Estimate: 1000 GBP
Kingdom of Macedon, Philip V AR Tetradrachm. In the name and types of Alexander III. Pella, circa 180 BC. Head of Herakles right, wearing lion skin headdress / Zeus Aëtophoros seated left, holding sceptre; AΛEΞANΔPOY to right, club in left field, B below throne. Price 636; Müller -; Roma XIII, 194. 16.57g, 30mm, 11h.
Good Very Fine - Very Fine. Rare.
This coin is part of the final issue of 'Alexanders' struck in Macedon, as outlined by Seyrig (H. Seyrig, 'Monnaies héllenistiques, 5. Philippe V ou les Bottiéens', RN 1963, 14-8, pl. ii). Price notes: It represents a revival of the coinage that is much later than the groups of the early part of Antigonos' reign. Seyrig showed that the style of the head of Herakles on these later issues compared closely with that on bronze issues in the name of Philip V, dated from the use of the same symbol and monograms as are found on the silver tetradrachms to the later years of his reign. The Alexander issue is not, however, marked with the controls of the royal coinage of Philip, and was presumably struck to make a particular payment for which this type of coinage was stipulated. The letter B which occurs on the Alexanders of this group may be related to the name of the Bottiaeans of the Emanthian plain around Pella, who at this time struck fractional coinage parallel to the royal issues of Philip V. This suggestion is strengthened by the symbol of the prow (Price 640-2) which echoes the reverse type of the coinage of the Bottiaeans.
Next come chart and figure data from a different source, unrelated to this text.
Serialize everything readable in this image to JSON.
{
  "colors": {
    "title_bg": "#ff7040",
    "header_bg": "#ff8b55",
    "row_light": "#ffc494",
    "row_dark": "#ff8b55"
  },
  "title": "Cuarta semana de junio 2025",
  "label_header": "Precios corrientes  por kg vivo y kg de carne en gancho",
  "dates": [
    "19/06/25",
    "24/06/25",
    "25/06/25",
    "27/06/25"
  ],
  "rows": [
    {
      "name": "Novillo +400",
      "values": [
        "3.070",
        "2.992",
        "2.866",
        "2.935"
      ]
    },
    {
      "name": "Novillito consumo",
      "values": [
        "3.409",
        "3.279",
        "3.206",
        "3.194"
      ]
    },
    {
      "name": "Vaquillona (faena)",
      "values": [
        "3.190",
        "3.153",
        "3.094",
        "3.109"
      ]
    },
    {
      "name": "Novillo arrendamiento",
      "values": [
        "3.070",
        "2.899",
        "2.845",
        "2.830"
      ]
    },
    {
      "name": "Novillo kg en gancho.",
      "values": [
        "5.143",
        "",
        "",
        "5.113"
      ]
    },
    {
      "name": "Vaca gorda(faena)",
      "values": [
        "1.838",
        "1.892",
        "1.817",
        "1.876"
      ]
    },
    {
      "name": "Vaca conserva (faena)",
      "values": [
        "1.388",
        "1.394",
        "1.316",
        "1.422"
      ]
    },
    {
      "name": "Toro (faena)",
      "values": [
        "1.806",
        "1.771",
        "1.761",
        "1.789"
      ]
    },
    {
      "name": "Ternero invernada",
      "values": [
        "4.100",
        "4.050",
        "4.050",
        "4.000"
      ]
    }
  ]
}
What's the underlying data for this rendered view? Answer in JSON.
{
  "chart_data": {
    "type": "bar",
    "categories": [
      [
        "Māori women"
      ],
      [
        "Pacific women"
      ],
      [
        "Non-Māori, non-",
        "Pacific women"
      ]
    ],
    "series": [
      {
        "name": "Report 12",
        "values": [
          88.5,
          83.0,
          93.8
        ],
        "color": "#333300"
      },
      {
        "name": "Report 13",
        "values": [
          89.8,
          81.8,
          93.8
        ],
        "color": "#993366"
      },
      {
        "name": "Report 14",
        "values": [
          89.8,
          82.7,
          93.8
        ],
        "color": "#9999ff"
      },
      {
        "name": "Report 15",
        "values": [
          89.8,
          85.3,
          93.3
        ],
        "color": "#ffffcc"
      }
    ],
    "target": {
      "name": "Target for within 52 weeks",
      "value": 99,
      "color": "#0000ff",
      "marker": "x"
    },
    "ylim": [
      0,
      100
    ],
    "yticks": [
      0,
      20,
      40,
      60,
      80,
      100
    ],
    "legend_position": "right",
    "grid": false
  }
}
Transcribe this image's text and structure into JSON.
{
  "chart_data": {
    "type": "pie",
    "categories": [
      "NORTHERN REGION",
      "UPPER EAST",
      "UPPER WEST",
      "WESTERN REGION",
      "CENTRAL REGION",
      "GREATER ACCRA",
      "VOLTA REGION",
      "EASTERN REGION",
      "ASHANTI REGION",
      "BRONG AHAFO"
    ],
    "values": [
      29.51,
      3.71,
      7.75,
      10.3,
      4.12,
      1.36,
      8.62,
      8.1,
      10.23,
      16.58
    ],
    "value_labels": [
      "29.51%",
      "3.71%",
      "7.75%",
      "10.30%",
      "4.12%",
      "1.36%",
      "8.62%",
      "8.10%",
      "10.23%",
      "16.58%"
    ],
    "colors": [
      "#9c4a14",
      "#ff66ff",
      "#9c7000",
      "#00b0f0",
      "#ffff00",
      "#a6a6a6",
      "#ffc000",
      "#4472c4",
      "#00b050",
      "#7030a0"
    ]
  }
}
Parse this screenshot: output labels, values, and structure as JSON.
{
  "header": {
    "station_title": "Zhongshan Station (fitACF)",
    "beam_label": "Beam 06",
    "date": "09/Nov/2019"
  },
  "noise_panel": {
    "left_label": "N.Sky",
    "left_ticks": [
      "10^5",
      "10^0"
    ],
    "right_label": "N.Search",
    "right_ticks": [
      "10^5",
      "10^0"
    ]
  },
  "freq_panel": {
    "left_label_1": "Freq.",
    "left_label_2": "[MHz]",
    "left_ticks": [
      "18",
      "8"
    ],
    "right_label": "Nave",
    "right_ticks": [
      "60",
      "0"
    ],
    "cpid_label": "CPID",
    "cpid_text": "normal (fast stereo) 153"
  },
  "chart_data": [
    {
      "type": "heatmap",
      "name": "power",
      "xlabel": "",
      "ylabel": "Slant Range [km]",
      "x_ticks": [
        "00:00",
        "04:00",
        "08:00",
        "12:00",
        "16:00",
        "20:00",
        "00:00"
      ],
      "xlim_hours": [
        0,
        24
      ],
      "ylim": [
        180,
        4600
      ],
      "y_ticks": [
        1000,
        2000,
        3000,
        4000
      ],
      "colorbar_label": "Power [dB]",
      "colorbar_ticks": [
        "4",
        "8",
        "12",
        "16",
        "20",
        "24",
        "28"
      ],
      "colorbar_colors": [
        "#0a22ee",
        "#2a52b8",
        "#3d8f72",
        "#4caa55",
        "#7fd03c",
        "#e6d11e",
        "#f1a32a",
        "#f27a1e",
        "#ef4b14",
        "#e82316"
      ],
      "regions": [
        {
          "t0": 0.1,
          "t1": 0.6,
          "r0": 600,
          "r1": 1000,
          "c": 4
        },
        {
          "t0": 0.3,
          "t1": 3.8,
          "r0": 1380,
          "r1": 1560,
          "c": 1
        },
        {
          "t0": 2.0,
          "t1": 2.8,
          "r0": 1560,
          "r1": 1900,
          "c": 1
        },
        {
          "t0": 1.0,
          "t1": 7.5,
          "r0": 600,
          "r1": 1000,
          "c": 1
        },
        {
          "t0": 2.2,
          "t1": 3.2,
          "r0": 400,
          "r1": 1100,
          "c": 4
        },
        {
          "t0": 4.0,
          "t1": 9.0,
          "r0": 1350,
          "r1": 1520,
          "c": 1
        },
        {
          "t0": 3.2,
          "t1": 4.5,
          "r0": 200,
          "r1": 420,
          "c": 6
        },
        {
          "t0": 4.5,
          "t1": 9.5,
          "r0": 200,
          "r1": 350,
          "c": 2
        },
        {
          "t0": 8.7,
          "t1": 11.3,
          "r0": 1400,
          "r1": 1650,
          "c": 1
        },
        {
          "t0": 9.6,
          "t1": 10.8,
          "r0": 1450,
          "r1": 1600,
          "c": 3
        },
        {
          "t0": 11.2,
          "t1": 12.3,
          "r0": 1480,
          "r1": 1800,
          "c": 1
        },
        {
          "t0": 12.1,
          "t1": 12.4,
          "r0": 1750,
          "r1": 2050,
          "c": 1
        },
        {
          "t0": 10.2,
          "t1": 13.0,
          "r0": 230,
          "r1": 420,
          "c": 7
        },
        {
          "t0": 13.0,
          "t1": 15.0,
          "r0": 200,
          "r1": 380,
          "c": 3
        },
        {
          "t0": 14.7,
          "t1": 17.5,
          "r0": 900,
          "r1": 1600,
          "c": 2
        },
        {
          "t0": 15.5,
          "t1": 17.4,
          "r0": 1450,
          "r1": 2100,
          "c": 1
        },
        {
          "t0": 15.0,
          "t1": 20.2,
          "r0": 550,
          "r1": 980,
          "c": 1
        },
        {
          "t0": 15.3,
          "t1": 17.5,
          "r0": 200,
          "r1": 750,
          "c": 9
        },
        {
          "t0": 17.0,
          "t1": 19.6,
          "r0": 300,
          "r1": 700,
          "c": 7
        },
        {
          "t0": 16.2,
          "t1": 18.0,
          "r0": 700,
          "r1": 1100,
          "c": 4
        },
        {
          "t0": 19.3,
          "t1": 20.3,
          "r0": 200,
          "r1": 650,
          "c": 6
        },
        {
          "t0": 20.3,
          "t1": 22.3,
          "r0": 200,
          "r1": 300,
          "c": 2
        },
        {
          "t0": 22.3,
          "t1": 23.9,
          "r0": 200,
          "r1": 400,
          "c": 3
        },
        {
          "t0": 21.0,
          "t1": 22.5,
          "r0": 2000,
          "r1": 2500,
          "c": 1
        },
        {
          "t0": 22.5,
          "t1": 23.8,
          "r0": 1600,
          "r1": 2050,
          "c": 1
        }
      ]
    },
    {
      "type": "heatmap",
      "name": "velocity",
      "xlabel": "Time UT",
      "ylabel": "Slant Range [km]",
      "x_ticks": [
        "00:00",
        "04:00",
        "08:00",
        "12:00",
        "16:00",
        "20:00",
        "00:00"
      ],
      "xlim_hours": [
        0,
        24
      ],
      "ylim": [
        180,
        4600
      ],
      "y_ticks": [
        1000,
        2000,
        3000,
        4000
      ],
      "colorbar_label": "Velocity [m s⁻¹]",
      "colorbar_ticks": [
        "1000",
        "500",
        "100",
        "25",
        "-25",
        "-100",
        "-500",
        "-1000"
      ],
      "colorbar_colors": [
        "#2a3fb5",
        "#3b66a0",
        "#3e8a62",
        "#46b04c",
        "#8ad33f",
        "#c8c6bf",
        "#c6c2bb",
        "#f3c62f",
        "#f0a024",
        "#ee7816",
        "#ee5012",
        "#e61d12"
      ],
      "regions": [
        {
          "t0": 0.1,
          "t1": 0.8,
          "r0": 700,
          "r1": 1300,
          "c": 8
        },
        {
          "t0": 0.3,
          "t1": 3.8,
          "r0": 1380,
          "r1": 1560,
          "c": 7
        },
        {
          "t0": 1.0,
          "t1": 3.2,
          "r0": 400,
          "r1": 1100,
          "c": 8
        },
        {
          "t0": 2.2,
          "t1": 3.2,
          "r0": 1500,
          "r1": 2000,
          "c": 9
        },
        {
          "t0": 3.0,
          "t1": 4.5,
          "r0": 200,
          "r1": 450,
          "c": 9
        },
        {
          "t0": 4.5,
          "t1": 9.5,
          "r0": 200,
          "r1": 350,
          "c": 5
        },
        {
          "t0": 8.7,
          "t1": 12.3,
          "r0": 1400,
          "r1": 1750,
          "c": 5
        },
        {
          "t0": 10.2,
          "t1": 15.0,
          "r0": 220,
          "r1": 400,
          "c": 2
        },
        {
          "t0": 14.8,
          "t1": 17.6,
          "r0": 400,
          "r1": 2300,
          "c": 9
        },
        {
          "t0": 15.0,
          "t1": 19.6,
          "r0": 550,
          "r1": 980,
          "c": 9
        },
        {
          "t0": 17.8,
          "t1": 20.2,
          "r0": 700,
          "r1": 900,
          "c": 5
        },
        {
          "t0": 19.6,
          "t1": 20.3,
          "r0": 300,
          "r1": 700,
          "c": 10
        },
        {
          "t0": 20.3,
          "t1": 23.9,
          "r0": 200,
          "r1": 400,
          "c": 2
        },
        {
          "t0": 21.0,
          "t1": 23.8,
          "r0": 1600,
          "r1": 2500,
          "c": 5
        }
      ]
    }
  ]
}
F. W. Walbank (Philip V of Macedon, Cambridge University Press, 2013, p. 265) notes however that there is now evidence of at least three other regional issues - those of the Amphaxians, coined at Thessalonica, and those of two Paeonian peoples, the Doberes and Paroreians. Additionally, many cities minted in their own names including Amphipolis, Aphytis in Chalkidike, Apollonia, Pella and Thessalonica. Walbank concludes that this represents a concession of the king's centralised political authority and an unprecedented devolution of minting authority. Rather than necessarily indicating weakness or insecurity though, Walbank makes the case for this devolution being a method of achieving some consolidation following the absolutist policies of the Antigonids, who had ever restricted coining rights, even to the great trading cities on the coasts. He proposes that the success Philip achieved with this policy should be measured by the prosperity of Macedon and the loyalty of its people to the king; the state of the Macedonian state on the eve of the Third Macedonian War indicates that this concession weakened neither nation nor monarchy.